Edwin Jackson is easily one of the most mysterious pitchers in all of baseball. Blessed with a fantastic right arm, Jackson was thought of a big time prospect in the Dodgers system when he broke into major league baseball with the Dodgers as a 19 year old. His mid 90′s heaters and hard sliders have tantalized those that watch him. When Jackson is on, he can dominate, as we all saw in the first half of 2009 in Detroit. He can be so dominant, he even has a no-hitter to his credit, even if it wasn’t the prettiest one around.
Yet this guy gets traded more than a stock on the New York Stock Exchange. That’s not necessarily an indictment on Edwin Jackson or his talent. If he wants to take a positive look at it, it is just that he is a wanted commodity. So much so, he has been traded four (technically 5) times in the past three seasons. That borders on the ridiculous.

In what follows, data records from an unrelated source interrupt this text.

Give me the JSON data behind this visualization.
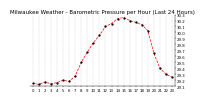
{
  "title": "Milwaukee Weather - Barometric Pressure per Hour (Last 24 Hours)",
  "hours": [
    0,
    1,
    2,
    3,
    4,
    5,
    6,
    7,
    8,
    9,
    10,
    11,
    12,
    13,
    14,
    15,
    16,
    17,
    18,
    19,
    20,
    21,
    22,
    23
  ],
  "pressure": [
    29.1,
    29.08,
    29.12,
    29.09,
    29.11,
    29.15,
    29.13,
    29.22,
    29.45,
    29.62,
    29.78,
    29.9,
    30.05,
    30.1,
    30.18,
    30.2,
    30.15,
    30.12,
    30.08,
    29.98,
    29.6,
    29.35,
    29.25,
    29.2
  ],
  "line_color": "#ff0000",
  "marker_color": "#000000",
  "grid_color": "#aaaaaa",
  "bg_color": "#ffffff",
  "ylim_min": 29.05,
  "ylim_max": 30.25,
  "ytick_step": 0.1,
  "title_fontsize": 4.0,
  "tick_fontsize": 2.8,
  "num_yticks": 12,
  "marker_size": 1.5,
  "line_width": 0.5
}
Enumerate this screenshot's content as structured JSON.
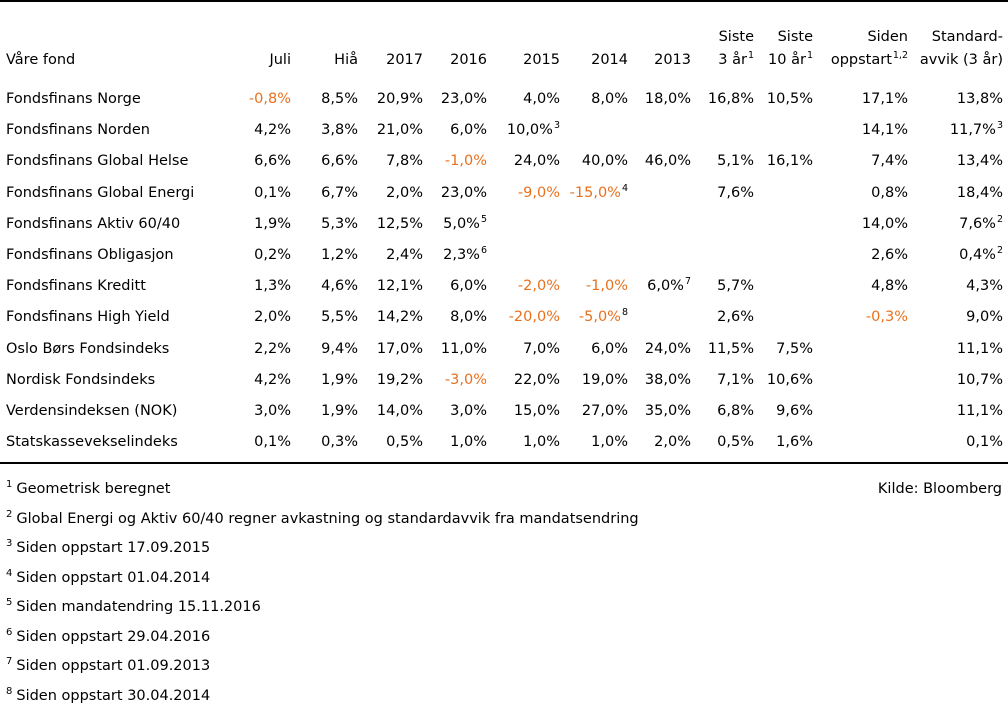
{
  "table": {
    "columns": [
      {
        "label": "Våre fond",
        "sup": ""
      },
      {
        "label": "Juli",
        "sup": ""
      },
      {
        "label": "Hiå",
        "sup": ""
      },
      {
        "label": "2017",
        "sup": ""
      },
      {
        "label": "2016",
        "sup": ""
      },
      {
        "label": "2015",
        "sup": ""
      },
      {
        "label": "2014",
        "sup": ""
      },
      {
        "label": "2013",
        "sup": ""
      },
      {
        "label": "Siste",
        "label2": "3 år",
        "sup": "1"
      },
      {
        "label": "Siste",
        "label2": "10 år",
        "sup": "1"
      },
      {
        "label": "Siden",
        "label2": "oppstart",
        "sup": "1,2"
      },
      {
        "label": "Standard-",
        "label2": "avvik (3 år)",
        "sup": ""
      }
    ],
    "rows": [
      {
        "name": "Fondsfinans Norge",
        "cells": [
          {
            "v": "-0,8%",
            "neg": true
          },
          {
            "v": "8,5%"
          },
          {
            "v": "20,9%"
          },
          {
            "v": "23,0%"
          },
          {
            "v": "4,0%"
          },
          {
            "v": "8,0%"
          },
          {
            "v": "18,0%"
          },
          {
            "v": "16,8%"
          },
          {
            "v": "10,5%"
          },
          {
            "v": "17,1%"
          },
          {
            "v": "13,8%"
          }
        ]
      },
      {
        "name": "Fondsfinans Norden",
        "cells": [
          {
            "v": "4,2%"
          },
          {
            "v": "3,8%"
          },
          {
            "v": "21,0%"
          },
          {
            "v": "6,0%"
          },
          {
            "v": "10,0%",
            "sup": "3"
          },
          {
            "v": ""
          },
          {
            "v": ""
          },
          {
            "v": ""
          },
          {
            "v": ""
          },
          {
            "v": "14,1%"
          },
          {
            "v": "11,7%",
            "sup": "3"
          }
        ]
      },
      {
        "name": "Fondsfinans Global Helse",
        "cells": [
          {
            "v": "6,6%"
          },
          {
            "v": "6,6%"
          },
          {
            "v": "7,8%"
          },
          {
            "v": "-1,0%",
            "neg": true
          },
          {
            "v": "24,0%"
          },
          {
            "v": "40,0%"
          },
          {
            "v": "46,0%"
          },
          {
            "v": "5,1%"
          },
          {
            "v": "16,1%"
          },
          {
            "v": "7,4%"
          },
          {
            "v": "13,4%"
          }
        ]
      },
      {
        "name": "Fondsfinans Global Energi",
        "cells": [
          {
            "v": "0,1%"
          },
          {
            "v": "6,7%"
          },
          {
            "v": "2,0%"
          },
          {
            "v": "23,0%"
          },
          {
            "v": "-9,0%",
            "neg": true
          },
          {
            "v": "-15,0%",
            "neg": true,
            "sup": "4"
          },
          {
            "v": ""
          },
          {
            "v": "7,6%"
          },
          {
            "v": ""
          },
          {
            "v": "0,8%"
          },
          {
            "v": "18,4%"
          }
        ]
      },
      {
        "name": "Fondsfinans Aktiv 60/40",
        "cells": [
          {
            "v": "1,9%"
          },
          {
            "v": "5,3%"
          },
          {
            "v": "12,5%"
          },
          {
            "v": "5,0%",
            "sup": "5"
          },
          {
            "v": ""
          },
          {
            "v": ""
          },
          {
            "v": ""
          },
          {
            "v": ""
          },
          {
            "v": ""
          },
          {
            "v": "14,0%"
          },
          {
            "v": "7,6%",
            "sup": "2"
          }
        ]
      },
      {
        "name": "Fondsfinans Obligasjon",
        "cells": [
          {
            "v": "0,2%"
          },
          {
            "v": "1,2%"
          },
          {
            "v": "2,4%"
          },
          {
            "v": "2,3%",
            "sup": "6"
          },
          {
            "v": ""
          },
          {
            "v": ""
          },
          {
            "v": ""
          },
          {
            "v": ""
          },
          {
            "v": ""
          },
          {
            "v": "2,6%"
          },
          {
            "v": "0,4%",
            "sup": "2"
          }
        ]
      },
      {
        "name": "Fondsfinans Kreditt",
        "cells": [
          {
            "v": "1,3%"
          },
          {
            "v": "4,6%"
          },
          {
            "v": "12,1%"
          },
          {
            "v": "6,0%"
          },
          {
            "v": "-2,0%",
            "neg": true
          },
          {
            "v": "-1,0%",
            "neg": true
          },
          {
            "v": "6,0%",
            "sup": "7"
          },
          {
            "v": "5,7%"
          },
          {
            "v": ""
          },
          {
            "v": "4,8%"
          },
          {
            "v": "4,3%"
          }
        ]
      },
      {
        "name": "Fondsfinans High Yield",
        "cells": [
          {
            "v": "2,0%"
          },
          {
            "v": "5,5%"
          },
          {
            "v": "14,2%"
          },
          {
            "v": "8,0%"
          },
          {
            "v": "-20,0%",
            "neg": true
          },
          {
            "v": "-5,0%",
            "neg": true,
            "sup": "8"
          },
          {
            "v": ""
          },
          {
            "v": "2,6%"
          },
          {
            "v": ""
          },
          {
            "v": "-0,3%",
            "neg": true
          },
          {
            "v": "9,0%"
          }
        ]
      },
      {
        "name": "Oslo Børs Fondsindeks",
        "cells": [
          {
            "v": "2,2%"
          },
          {
            "v": "9,4%"
          },
          {
            "v": "17,0%"
          },
          {
            "v": "11,0%"
          },
          {
            "v": "7,0%"
          },
          {
            "v": "6,0%"
          },
          {
            "v": "24,0%"
          },
          {
            "v": "11,5%"
          },
          {
            "v": "7,5%"
          },
          {
            "v": ""
          },
          {
            "v": "11,1%"
          }
        ]
      },
      {
        "name": "Nordisk Fondsindeks",
        "cells": [
          {
            "v": "4,2%"
          },
          {
            "v": "1,9%"
          },
          {
            "v": "19,2%"
          },
          {
            "v": "-3,0%",
            "neg": true
          },
          {
            "v": "22,0%"
          },
          {
            "v": "19,0%"
          },
          {
            "v": "38,0%"
          },
          {
            "v": "7,1%"
          },
          {
            "v": "10,6%"
          },
          {
            "v": ""
          },
          {
            "v": "10,7%"
          }
        ]
      },
      {
        "name": "Verdensindeksen (NOK)",
        "cells": [
          {
            "v": "3,0%"
          },
          {
            "v": "1,9%"
          },
          {
            "v": "14,0%"
          },
          {
            "v": "3,0%"
          },
          {
            "v": "15,0%"
          },
          {
            "v": "27,0%"
          },
          {
            "v": "35,0%"
          },
          {
            "v": "6,8%"
          },
          {
            "v": "9,6%"
          },
          {
            "v": ""
          },
          {
            "v": "11,1%"
          }
        ]
      },
      {
        "name": "Statskassevekselindeks",
        "cells": [
          {
            "v": "0,1%"
          },
          {
            "v": "0,3%"
          },
          {
            "v": "0,5%"
          },
          {
            "v": "1,0%"
          },
          {
            "v": "1,0%"
          },
          {
            "v": "1,0%"
          },
          {
            "v": "2,0%"
          },
          {
            "v": "0,5%"
          },
          {
            "v": "1,6%"
          },
          {
            "v": ""
          },
          {
            "v": "0,1%"
          }
        ]
      }
    ]
  },
  "source": "Kilde: Bloomberg",
  "footnotes": [
    {
      "mark": "1",
      "text": "Geometrisk beregnet"
    },
    {
      "mark": "2",
      "text": "Global Energi og Aktiv 60/40 regner avkastning og standardavvik fra mandatsendring"
    },
    {
      "mark": "3",
      "text": "Siden oppstart 17.09.2015"
    },
    {
      "mark": "4",
      "text": "Siden oppstart 01.04.2014"
    },
    {
      "mark": "5",
      "text": "Siden mandatendring 15.11.2016"
    },
    {
      "mark": "6",
      "text": "Siden oppstart 29.04.2016"
    },
    {
      "mark": "7",
      "text": "Siden oppstart 01.09.2013"
    },
    {
      "mark": "8",
      "text": "Siden oppstart 30.04.2014"
    }
  ],
  "colors": {
    "negative": "#e8711e",
    "text": "#000000"
  }
}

This off-season, Edwin Jackson is going to have the opportunity to find a more permanent home when he is done pitching in the World Series for the Cardinals. He is a free agent, and for a guy that has moved around like him, it has to be exciting to finally be able to pick his destination, instead of always keeping a month-to-month lease. The good thing for Jackson is the market should be plenty big for him.
So what is Edwin Jackson’s next franchise going to get?
His numbers show a solid pitcher who in the right situation could end up being a bargain. In 2011, Jackson had a 3.79 ERA for the White Sox and the Cardinals. In the past three seasons, Jackson has been above average in value accumulating at least 3.6 WAR, and has 3.8 the past two seasons. The guy that has been inconsistent from start to start, has begun to become remarkably consistent over the long haul of a season. Jackson will give his next team something that I believe is underrated in today’s game, a workhorse. Jackson is a 200 inning guy every year the past three seasons, often getting stronger as he goes deeper into games. His ERA was a little over 3.00 from the 4th inning on.
Now, Jackson is perfect for the middle of any teams rotation, but I am not suggesting he make a return to the Tigers to pitch for them. He is too much like Detroit’s own Max Scherzer who he was traded for before the 2010 season. Jackson will have high pitch counts, because his command isn’t great, but he can flat out dominate on any given day. He probably will continue to struggle with consistency throughout his career, keeping him from being the ace that was envisioned when he was a youngster in the Dodgers system. Depending on the interested teams needs, Jackson has some versatility to where he fits in the rotation. His being a workhorse could lend him to being a leader for a young staff. His ERA and ability lend him to being a solid #2, and his inconsistency makes him a #3 most of the time, albeit one that is more talented than most at that spot.
So where is the best fit?
Since Jackson is a middle of the rotation guy at least in a slim free agent market this off-season, he is going to get paid regardless of where he goes. Personally, I think his best options reside in the small to mid market teams where there is the biggest need. Teams like the Royals, Pirates and Marlins are going to be looking for a guy in his prime (28 years old) to either anchor the staff, or be a Robin to someone’s Batman. The Chicago Cubs, Orioles, Cardinals, and Mets wouldn’t surprise me either as they have better financial resources and are willing to use them.
I think a team with a big outfield should take a long look, because the bigger the park, the better for Jackson. Jackson has gotten hurt over his career giving up the home run. Even though he has gotten more ground balls the past couple of years, he is still prone to fly balls. Looking at his splits over his career, Jackson does pretty well in some of the parks of the teams I have mentioned. He does well in Kaufman (Royals), PNC (Pirates), and Dolphin Stadium (Marlins). Those would all be good situations for Jackson, as would pitching for Oakland, Seattle, Minnesota, San Diego and San Francisco.
But I think the best fit for Jackson resides with the Texas Rangers. Yes, balls do fly out of that park in Arlington, however, Jackson has had some moderate success there with a career 3.25 ERA there. Not only that, Texas would be able to afford a decent contract for Jackson, and he wouldn’t have to be the man on that staff necessarily. His talents would fit in nicely with Derek Holland, Matt Harrison, Alexi Ogando, Colby Lewis and potentially Neftali Feliz. He also would get more run support with the Rangers than he would from a team like Oakland or Seattle. Jackson also pitches well against the A.L West opponents of Texas, and he would have the benefit of throwing in those pitcher friendly parks. And lastly, the bonus for Jackson would be that he is pitching for a winner.
It will be interesting to see where Edwin Jackson lands. He deserves a permanent home for a change, even if it has been his talent that has made him a sizzling commodity in the trade market. I just prefer it be somewhere outside the A.L. Central, because if he learns to be more consistent from start to start, then he is going to be one heck of a tough pitcher to face.